If the shutdown becomes reality, the consequences the U.S faces are somewhat uncertain.
“Much of the government spending that has a direct effect on the economy – such as entitlement programs like Social Security and Medicare, as well as existing government contracts for constructions projects and purchases of weapons systems – will not be affected by a shutdown. Government employees who are temporarily furloughed may cut back their spending, and business and consumer confidence may be adversely affected,” Nomura outlined in its note to clients.

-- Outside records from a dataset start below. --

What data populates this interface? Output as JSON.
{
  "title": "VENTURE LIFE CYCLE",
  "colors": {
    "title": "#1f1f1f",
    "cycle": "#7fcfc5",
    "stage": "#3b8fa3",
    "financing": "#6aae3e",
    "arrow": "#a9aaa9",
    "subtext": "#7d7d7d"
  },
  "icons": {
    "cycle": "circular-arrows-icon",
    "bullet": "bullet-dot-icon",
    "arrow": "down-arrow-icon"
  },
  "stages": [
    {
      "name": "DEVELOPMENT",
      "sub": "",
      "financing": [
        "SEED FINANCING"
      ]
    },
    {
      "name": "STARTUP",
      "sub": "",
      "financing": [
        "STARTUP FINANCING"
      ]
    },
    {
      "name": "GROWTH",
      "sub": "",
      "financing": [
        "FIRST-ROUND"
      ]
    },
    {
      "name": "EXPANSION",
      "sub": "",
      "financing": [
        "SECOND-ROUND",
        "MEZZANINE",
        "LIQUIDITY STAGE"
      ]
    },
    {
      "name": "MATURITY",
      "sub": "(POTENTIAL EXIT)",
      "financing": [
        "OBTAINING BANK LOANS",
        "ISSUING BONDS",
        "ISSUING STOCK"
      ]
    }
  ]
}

In a note to clients Monday morning, Peter Boockvar, managing director and chief market analyst for The Lindsey Group said previous government shutdowns have had little impact on U.S. equity markets, using the most recent as an example. In that case, a temporary fix ended the shutdown, and markets ended little changed from the first day to the last.
“Of course the circumstances are much different today in many ways but markets should assume that a deal will come sooner rather than later because the negative consequences get too large the longer this all lasts, particularly with the debt ceiling,” he wrote.
The bigger concern is a hit to the nation’s economy if and how long a shutdown happens. Michael Block, Chief Strategist at Rhino Trading Partners said in a note to clients Monday, he expects a shutdown to shave up to 1.4 percentage points off fourth-quarter gross domestic product.
“Perhaps more important, failure to reach a compromise here will damage the credibility of the U.S. political system even more acutely than recent shenanigans have already,” he wrote.
Next Congressional Battle
September 30 is not the only deadline Investors and market participants are keeping their eyes focused on. A much bigger concern is the debt ceiling deadline on October 17 – on that day, the U.S. Treasury Department has said it will max out its “extraordinary measures” to fund the government’s financial obligations. At that point, conceivably, the United States will, for the first time in history, begin to default on its obligations, which could ignite massive backlash in financial markets and even spark ratings services to downgrade U.S sovereign debt. And that has market participants worried.
What’s making analysts nervous is the complete inability of Congressional leaders to work out a compromise on the CR. If lawmakers are unable to come together on even a funding proposal through the end of the year, does that bode well for the negotiations sure to come on increasing the nation’s debt ceiling?
“The consequences of the debt limit becoming binding are potentially much more severe. Arrears on some government obligations would probably be unavoidable, and Treasury officials have indicated that they see no clear way to avoid arrears on debt service obligations if the debt limit becomes truly binding,” Nomura wrote.
Block added, “Failure to pass (the debt ceiling resolution) would cause much bigger potential issues and not being able to resolve this issue first will not help investors’ confidence,” Block wrote. “Some pundits do think that a government shutdown will be good for markets because it will make Congress see how urgent and dire it is that they resolve the debt ceiling crisis.”